Canada churned out five times more jobs than expected last month, a stellar showing that sparked a number of forecasts that the loonie is on its way to $1.10, as the greenback continues to dive.
While that's good news for Canadians who are planning to travel to the United States this holiday season, it will likely mean more pain for manufacturers, exporters and the tourist industry on this side of the border.
A speedy rise in the currency's value is concerning because of its effect on business, which has trouble planning in a volatile environment, Finance Minister Jim Flaherty said Friday. There is mounting pressure on the Bank of Canada to reduce interest rates in order to cool the situation, but he suggested that's not the solution.
(Excerpt) Read more at reportonbusiness.com ...
funny they could write a whole article about the climbing looney and not mention that 85% of canada’s exports go to the US.
Canada exports? I thought China does it all.
The $CA has been moving steadily higher against the $US for a month. Really much longer but there was a time when the stores wouldn’t take Canadian small change here because it was worth only 70% of US small change. Good thing American investments are global now.
The dollar is going the way of the Mexican peso. Pretty soon tourists from Europe and Canada will be saying, “How much is that in REAL money?”

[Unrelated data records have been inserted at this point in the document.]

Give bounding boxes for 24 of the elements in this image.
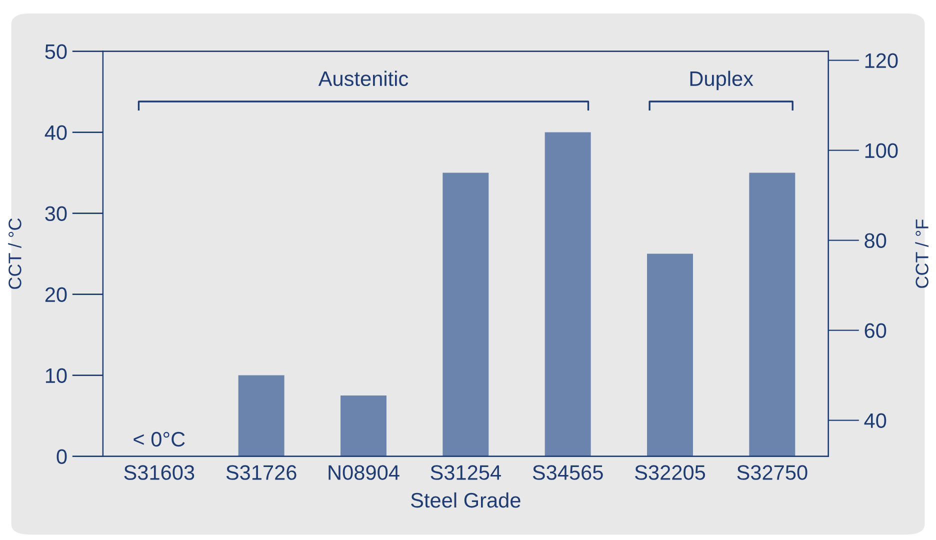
x-tick-label: S31254 <box>430 465 501 480</box>
y2-tick-label: 60 <box>864 323 886 338</box>
y-axis-title: CCT / °C <box>8 218 22 289</box>
y-tick-label: 50 <box>45 44 67 60</box>
y-tick-label: 40 <box>44 125 67 140</box>
y2-tick-label: 100 <box>865 143 898 158</box>
x-tick-label: S31603 <box>124 465 194 480</box>
y-tick-label: 30 <box>45 206 67 222</box>
y2-tick-label: 80 <box>864 233 886 248</box>
x-tick-label: S34565 <box>532 465 603 480</box>
y-tick-label: 0 <box>56 449 67 464</box>
x-tick-label: S32205 <box>635 465 706 480</box>
y-tick-label: 20 <box>45 287 67 302</box>
annotation: Duplex <box>690 70 754 90</box>
x-tick-label: S32750 <box>737 465 808 480</box>
y-tick-label: 10 <box>46 368 67 384</box>
y2-tick-label: 40 <box>864 413 886 428</box>
annotation: Austenitic <box>318 70 408 86</box>
y2-tick-label: 120 <box>865 53 898 68</box>
annotation: < 0°C <box>134 432 185 447</box>
y2-axis-title: CCT / °F <box>915 219 928 288</box>
x-axis-title: Steel Grade <box>411 492 520 508</box>
x-tick-label: N08904 <box>328 465 400 480</box>
x-tick-label: S31726 <box>226 465 296 480</box>
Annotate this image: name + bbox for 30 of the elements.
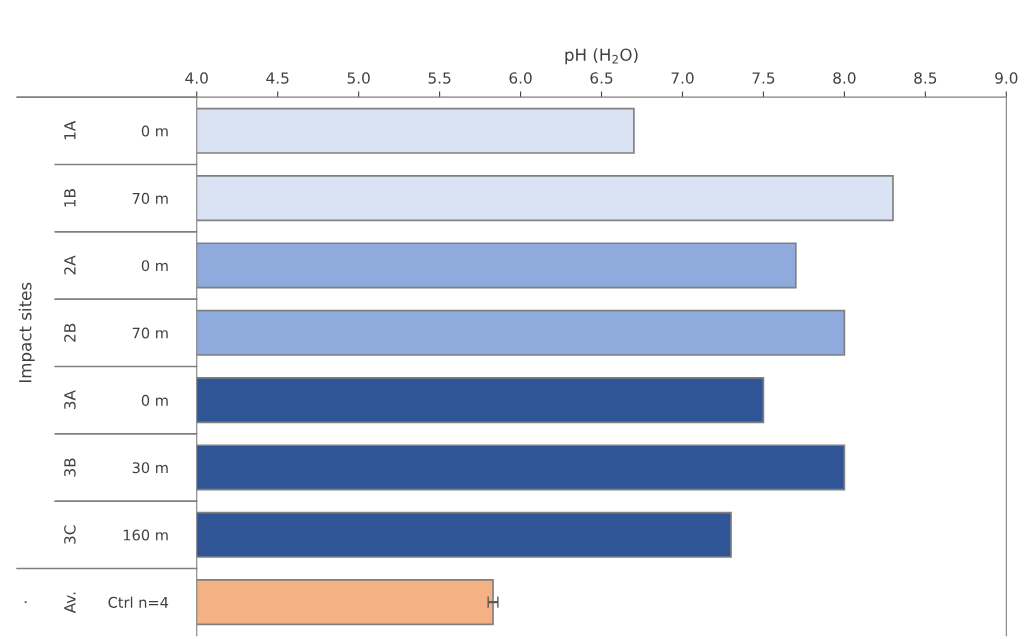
- x-tick-label: 6.5: [590, 72, 613, 84]
- x-tick-label: 6.0: [509, 72, 532, 84]
- text: Av.: [64, 592, 76, 614]
- x-axis-title: pH (H$_{2}$O): [565, 48, 638, 65]
- y-tick-label: 160 m: [123, 529, 168, 541]
- text: 3A: [64, 390, 76, 410]
- x-tick-label: 5.0: [347, 72, 370, 84]
- text: 1A: [64, 120, 76, 140]
- x-tick-label: 4.0: [185, 72, 208, 84]
- y-tick-label: Ctrl n=4: [108, 596, 169, 608]
- text: 2B: [64, 323, 76, 342]
- text: 3B: [64, 458, 76, 477]
- y-tick-label: 70 m: [132, 192, 168, 204]
- x-tick-label: 8.0: [833, 72, 856, 84]
- x-tick-label: 4.5: [266, 72, 289, 84]
- y-tick-label: 0 m: [141, 394, 168, 406]
- y-tick-label: 0 m: [141, 260, 168, 272]
- y-tick-label: 30 m: [132, 462, 168, 474]
- x-tick-label: 7.0: [671, 72, 694, 84]
- x-tick-label: 8.5: [914, 72, 937, 84]
- y-tick-label: 70 m: [132, 327, 168, 339]
- y-axis-title: Impact sites: [18, 282, 35, 383]
- x-tick-label: 9.0: [995, 72, 1018, 84]
- text: 2A: [64, 255, 76, 275]
- y-tick-label: 0 m: [141, 125, 168, 137]
- x-tick-label: 5.5: [428, 72, 451, 84]
- text: ·: [24, 601, 27, 603]
- text: 3C: [64, 525, 76, 544]
- x-tick-label: 7.5: [752, 72, 775, 84]
- text: 1B: [64, 189, 76, 207]
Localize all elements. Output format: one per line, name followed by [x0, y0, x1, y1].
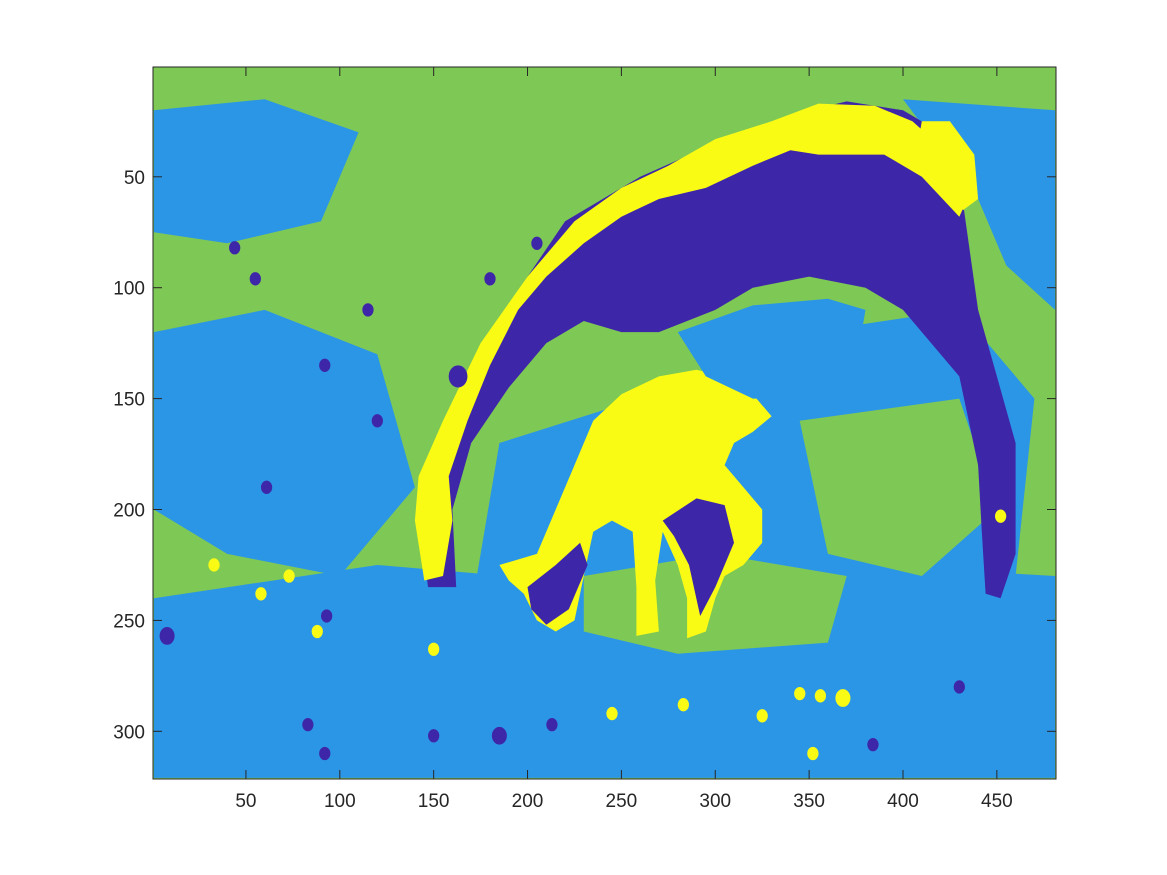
- x-tick-label: 50: [235, 791, 256, 812]
- speckle-12: [491, 726, 507, 745]
- region-sky-light-band-left: [153, 99, 359, 244]
- region-sky-light-band-right: [903, 99, 1056, 310]
- speckle-30: [994, 509, 1007, 523]
- speckle-16: [319, 746, 331, 761]
- speckle-17: [302, 718, 314, 732]
- speckle-14: [867, 737, 879, 752]
- x-tick-label: 400: [887, 791, 919, 812]
- y-tick-label: 300: [113, 722, 145, 743]
- speckle-29: [807, 746, 819, 761]
- cluster-image: [153, 99, 1056, 778]
- speckle-8: [371, 414, 383, 428]
- region-lamb-belly-dark: [662, 498, 734, 616]
- speckle-18: [208, 558, 220, 572]
- y-tick-label: 50: [124, 168, 145, 189]
- speckle-26: [794, 686, 806, 701]
- y-tick-label: 100: [113, 279, 145, 300]
- region-mid-grass-right: [799, 398, 997, 576]
- y-tick-label: 150: [113, 390, 145, 411]
- x-tick-label: 150: [418, 791, 450, 812]
- x-tick-label: 100: [324, 791, 356, 812]
- speckle-20: [283, 569, 295, 583]
- region-lamb-shadow-marks: [527, 542, 588, 625]
- axes-frame: [152, 66, 1057, 780]
- region-ewe-body-dark: [418, 101, 1016, 588]
- speckle-21: [311, 624, 323, 639]
- speckle-9: [159, 627, 175, 645]
- speckle-25: [756, 709, 768, 723]
- speckle-0: [229, 241, 241, 255]
- speckle-7: [260, 480, 273, 494]
- speckle-28: [835, 689, 851, 707]
- x-tick-label: 200: [512, 791, 544, 812]
- y-tick-label: 200: [113, 501, 145, 522]
- x-tick-label: 250: [606, 791, 638, 812]
- speckle-13: [546, 718, 558, 732]
- speckle-22: [428, 642, 440, 656]
- speckle-4: [484, 272, 496, 286]
- x-tick-label: 450: [981, 791, 1013, 812]
- speckle-24: [677, 698, 689, 712]
- region-ewe-head-highlight: [918, 121, 979, 211]
- x-tick-label: 300: [699, 791, 731, 812]
- speckle-2: [362, 303, 374, 317]
- speckle-10: [321, 609, 333, 623]
- x-tick-label: 350: [793, 791, 825, 812]
- speckle-19: [255, 587, 267, 601]
- y-tick-label: 250: [113, 611, 145, 632]
- speckle-3: [448, 365, 468, 388]
- speckle-11: [428, 729, 440, 743]
- speckle-6: [319, 358, 331, 372]
- speckle-5: [531, 236, 543, 250]
- speckle-1: [249, 272, 261, 286]
- region-ewe-belly-light: [677, 298, 866, 399]
- speckle-27: [814, 689, 827, 703]
- region-ewe-hind-leg: [978, 465, 1016, 599]
- speckle-23: [606, 706, 618, 721]
- speckle-15: [953, 680, 965, 694]
- axis-ticks: 50 100 150 200 250 300 350 400 450 50 100 150 200 250…: [113, 67, 1056, 812]
- region-ewe-back-highlight: [414, 103, 973, 581]
- region-field-left: [153, 309, 415, 576]
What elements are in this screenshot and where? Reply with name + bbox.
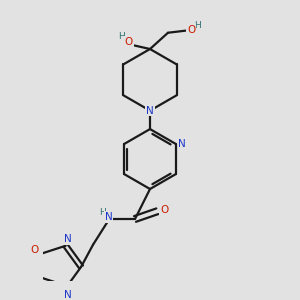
Text: N: N — [105, 212, 112, 222]
Text: N: N — [64, 234, 71, 244]
Text: N: N — [146, 106, 154, 116]
Text: H: H — [195, 21, 201, 30]
Text: N: N — [64, 290, 71, 299]
Text: O: O — [30, 245, 38, 255]
Text: O: O — [124, 37, 133, 47]
Text: N: N — [178, 139, 186, 149]
Text: O: O — [187, 25, 195, 35]
Text: H: H — [118, 32, 125, 41]
Text: O: O — [160, 205, 168, 214]
Text: H: H — [99, 208, 106, 217]
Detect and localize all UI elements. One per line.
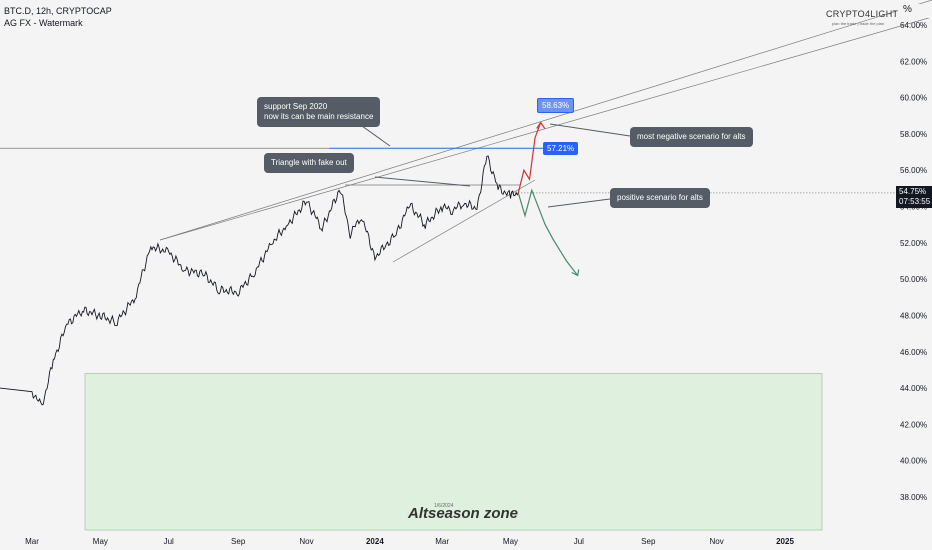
brand-name: CRYPTO4LIGHT — [826, 9, 899, 19]
lower-trendline — [159, 16, 932, 241]
x-tick-label: May — [503, 537, 518, 546]
callout-triangle-pointer — [374, 176, 471, 187]
y-tick-label: 40.00% — [900, 457, 927, 466]
x-tick-label: 2025 — [776, 537, 794, 546]
brand-logo: CRYPTO4LIGHT plan the trade | trade the … — [826, 9, 899, 26]
callout-negative: most negative scenario for alts — [630, 127, 753, 147]
y-tick-label: 44.00% — [900, 384, 927, 393]
x-tick-label: Mar — [25, 537, 39, 546]
symbol-title: BTC.D, 12h, CRYPTOCAP — [4, 6, 112, 16]
axis-unit-label[interactable]: % — [896, 4, 932, 18]
negative-scenario-path — [517, 122, 542, 194]
y-tick-label: 50.00% — [900, 275, 927, 284]
callout-support: support Sep 2020 now its can be main res… — [257, 97, 381, 127]
x-tick-label: Sep — [641, 537, 656, 546]
y-tick-label: 56.00% — [900, 166, 927, 175]
target-price-tag: 58.63% — [537, 98, 575, 113]
callout-triangle: Triangle with fake out — [264, 153, 354, 173]
watermark-label: AG FX - Watermark — [4, 18, 83, 28]
x-tick-label: May — [93, 537, 108, 546]
x-tick-label: Mar — [435, 537, 449, 546]
bar-countdown: 07:53:55 — [899, 197, 931, 206]
y-tick-label: 52.00% — [900, 239, 927, 248]
positive-scenario-arrowhead — [571, 269, 580, 277]
callout-positive-pointer — [547, 198, 611, 208]
brand-tagline: plan the trade | trade the plan — [831, 21, 885, 26]
y-tick-label: 62.00% — [900, 57, 927, 66]
x-tick-label: Jul — [164, 537, 174, 546]
positive-scenario-path — [517, 188, 579, 276]
last-price-tag: 54.75% 07:53:55 — [896, 186, 932, 208]
y-tick-label: 60.00% — [900, 94, 927, 103]
x-tick-label: Sep — [231, 537, 246, 546]
y-tick-label: 64.00% — [900, 21, 927, 30]
y-tick-label: 38.00% — [900, 493, 927, 502]
y-tick-label: 58.00% — [900, 130, 927, 139]
y-tick-label: 48.00% — [900, 311, 927, 320]
level-price-tag: 57.21% — [543, 142, 579, 155]
x-tick-label: Nov — [299, 537, 313, 546]
y-tick-label: 42.00% — [900, 420, 927, 429]
x-tick-label: 2024 — [366, 537, 384, 546]
triangle-bottom-line — [392, 179, 536, 263]
upper-trendline — [159, 0, 932, 241]
y-tick-label: 46.00% — [900, 348, 927, 357]
callout-positive: positive scenario for alts — [610, 188, 710, 208]
callout-negative-pointer — [549, 123, 631, 137]
btc-dominance-series — [0, 155, 519, 406]
x-tick-label: Nov — [710, 537, 724, 546]
negative-scenario-arrowhead — [536, 121, 546, 129]
altseason-zone — [84, 373, 823, 531]
y-axis-panel — [896, 0, 932, 550]
axis-unit-text: % — [903, 4, 912, 15]
x-tick-label: Jul — [574, 537, 584, 546]
last-price-value: 54.75% — [899, 187, 927, 196]
altseason-zone-label: Altseason zone — [408, 505, 519, 522]
zone-date-note: 1/6/2024 — [434, 503, 454, 509]
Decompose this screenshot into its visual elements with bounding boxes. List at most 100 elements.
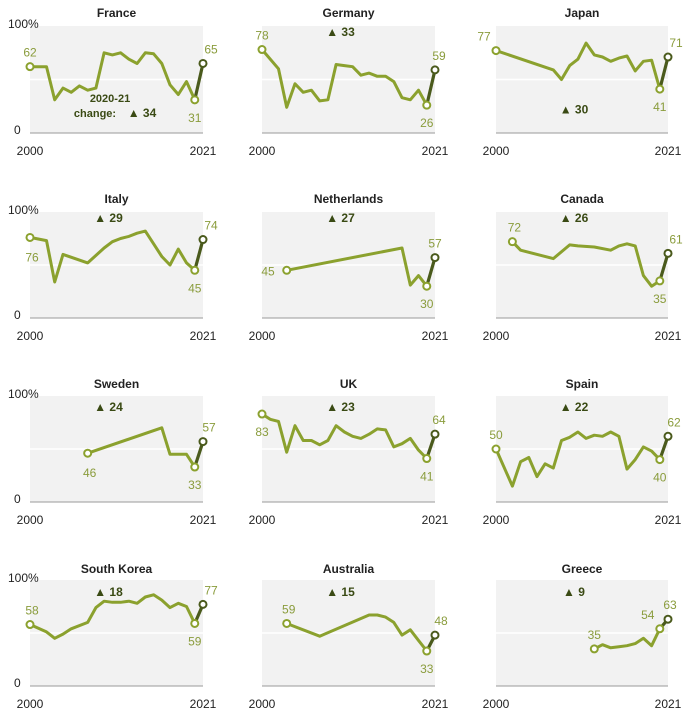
y-tick-top: 100% — [8, 17, 39, 31]
point-2020-marker — [422, 281, 432, 291]
chart-panel-sweden: Sweden 100% 0 2000 2021 46 57 33 ▲ 24 — [8, 377, 217, 527]
x-tick-end: 2021 — [422, 697, 449, 711]
start-point-marker — [25, 62, 35, 72]
start-point-marker — [25, 232, 35, 242]
change-segment-2020-2021 — [658, 251, 670, 283]
start-value-label: 62 — [23, 46, 37, 60]
point-2021-marker — [663, 248, 673, 258]
change-value-label: ▲ 26 — [560, 211, 589, 225]
x-tick-end: 2021 — [190, 144, 217, 158]
value-2020-label: 41 — [653, 100, 667, 114]
start-value-label: 59 — [282, 602, 296, 616]
end-value-label: 77 — [204, 583, 218, 597]
point-2020-marker — [655, 276, 665, 286]
change-segment-2020-2021 — [193, 61, 205, 102]
series-line — [510, 240, 662, 288]
chart-panel-japan: Japan 2000 2021 77 71 41 ▲ 30 — [477, 6, 683, 158]
y-tick-bottom: 0 — [14, 123, 21, 137]
x-tick-start: 2000 — [17, 144, 44, 158]
value-2020-label: 30 — [420, 297, 434, 311]
start-value-label: 83 — [255, 425, 269, 439]
chart-title: UK — [340, 377, 358, 391]
value-2020-label: 40 — [653, 471, 667, 485]
start-value-label: 45 — [261, 264, 275, 278]
change-segment-2020-2021 — [425, 255, 437, 288]
chart-title: Germany — [322, 6, 374, 20]
point-2021-marker — [430, 65, 440, 75]
series-line — [86, 426, 197, 469]
chart-title: Italy — [104, 192, 128, 206]
y-tick-bottom: 0 — [14, 492, 21, 506]
start-value-label: 50 — [489, 428, 503, 442]
x-tick-end: 2021 — [655, 144, 682, 158]
y-tick-top: 100% — [8, 571, 39, 585]
point-2021-marker — [663, 52, 673, 62]
series-line — [494, 41, 662, 91]
value-2020-label: 35 — [653, 292, 667, 306]
point-2020-marker — [422, 646, 432, 656]
x-tick-start: 2000 — [483, 329, 510, 343]
end-value-label: 65 — [204, 42, 218, 56]
x-tick-end: 2021 — [655, 513, 682, 527]
start-point-marker — [257, 45, 267, 55]
point-2020-marker — [190, 265, 200, 275]
chart-panel-greece: Greece 2000 2021 35 63 54 ▲ 9 — [483, 562, 682, 711]
change-value-label: ▲ 29 — [94, 211, 123, 225]
chart-title: Sweden — [94, 377, 139, 391]
change-segment-2020-2021 — [193, 237, 205, 272]
x-tick-start: 2000 — [249, 697, 276, 711]
value-2020-label: 31 — [188, 111, 202, 125]
point-2021-marker — [430, 253, 440, 263]
point-2021-marker — [198, 599, 208, 609]
series-line — [494, 430, 662, 488]
x-tick-start: 2000 — [483, 697, 510, 711]
start-value-label: 77 — [477, 30, 491, 44]
value-2020-label: 59 — [188, 634, 202, 648]
value-2020-label: 41 — [420, 470, 434, 484]
x-tick-start: 2000 — [17, 329, 44, 343]
y-tick-top: 100% — [8, 387, 39, 401]
series-line — [592, 627, 662, 651]
point-2021-marker — [198, 437, 208, 447]
value-2020-label: 33 — [188, 478, 202, 492]
series-line — [260, 48, 429, 109]
x-tick-start: 2000 — [17, 513, 44, 527]
x-tick-start: 2000 — [249, 329, 276, 343]
end-value-label: 63 — [663, 598, 677, 612]
point-2021-marker — [198, 58, 208, 68]
end-value-label: 71 — [669, 36, 683, 50]
x-tick-end: 2021 — [422, 329, 449, 343]
change-value-label: ▲ 9 — [563, 585, 585, 599]
start-point-marker — [25, 620, 35, 630]
chart-title: France — [97, 6, 137, 20]
chart-panel-australia: Australia 2000 2021 59 48 33 ▲ 15 — [249, 562, 449, 711]
x-tick-start: 2000 — [483, 513, 510, 527]
chart-panel-italy: Italy 100% 0 2000 2021 76 74 45 ▲ 29 — [8, 192, 218, 343]
y-tick-bottom: 0 — [14, 308, 21, 322]
point-2020-marker — [655, 455, 665, 465]
chart-panel-spain: Spain 2000 2021 50 62 40 ▲ 22 — [483, 377, 682, 527]
point-2020-marker — [190, 95, 200, 105]
x-tick-end: 2021 — [655, 697, 682, 711]
series-line — [28, 593, 197, 640]
change-value-label: ▲ 18 — [94, 585, 123, 599]
start-value-label: 58 — [25, 604, 39, 618]
chart-title: Japan — [565, 6, 600, 20]
end-value-label: 57 — [202, 421, 216, 435]
point-2020-marker — [190, 618, 200, 628]
x-tick-end: 2021 — [422, 513, 449, 527]
chart-panel-netherlands: Netherlands 2000 2021 45 57 30 ▲ 27 — [249, 192, 449, 343]
chart-panel-uk: UK 2000 2021 83 64 41 ▲ 23 — [249, 377, 449, 527]
end-value-label: 48 — [434, 614, 448, 628]
x-tick-start: 2000 — [17, 697, 44, 711]
point-2020-marker — [422, 454, 432, 464]
start-point-marker — [257, 409, 267, 419]
end-value-label: 57 — [428, 237, 442, 251]
point-2021-marker — [430, 429, 440, 439]
start-point-marker — [83, 448, 93, 458]
change-segment-2020-2021 — [658, 55, 670, 91]
start-point-marker — [589, 644, 599, 654]
start-value-label: 76 — [25, 250, 39, 264]
end-value-label: 64 — [432, 413, 446, 427]
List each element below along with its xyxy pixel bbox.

America has been the consumer of last resort for at least 50 years with outsiders able to always sell their services and products for currency much more valuable than their own. This is no longer the case. American imports should decrease some (except for petroleum and other energy) but the big change will come in exports.
And how much of the rise in crude is due to simple devaluation of the U.S. dollar and not due to other economic and/or market factors?
...exports and tourism. The hotels here in NYC are cleaning up — charging $900 or $1,000 a night for what used to go for $400 or $500. The other day I saw a pair of German tourists buy 10 iPods at a chain electronics store, marveling and laughing at how cheap they were.
However, I don’t see what exports — other than aggie products — will benefit on a large scale.
Who are you and what have you done with the real Toddster?
Are you the cheap, Chinese version of the Toddster?
There may be a few here. What do you think?
I think we’re selling more jewelry and diamonds — essentially artisan type products — than many manufactured goods.
Planes my friend, planes... Airbust planes are now 45% more expensive than the Boeing aircraft. And with Boeing’s offerings being typically more fuel efficient per passenger mile than the equivalent Airbust option, that swings it even more in our favor.
Airbust is getting billions in subsidies just to try to stay competitive; Boeing is selling out at a record pace. That continues for a few years, and Airbust is going to go away. It’s already putting huge economic pressures on Germany and France, and only getting worse.
I agree.
However, I tend to think in an older version of American manufacturing. You know, the thousands of factories all over the country turning out TVs, wrist watches, dining room tables etc. It is difficult to get my mind around the fact that no longer exists to any great degree.
That chart is a decade old.
It isn’t a decade old, but why is it measured in 1997 dollars?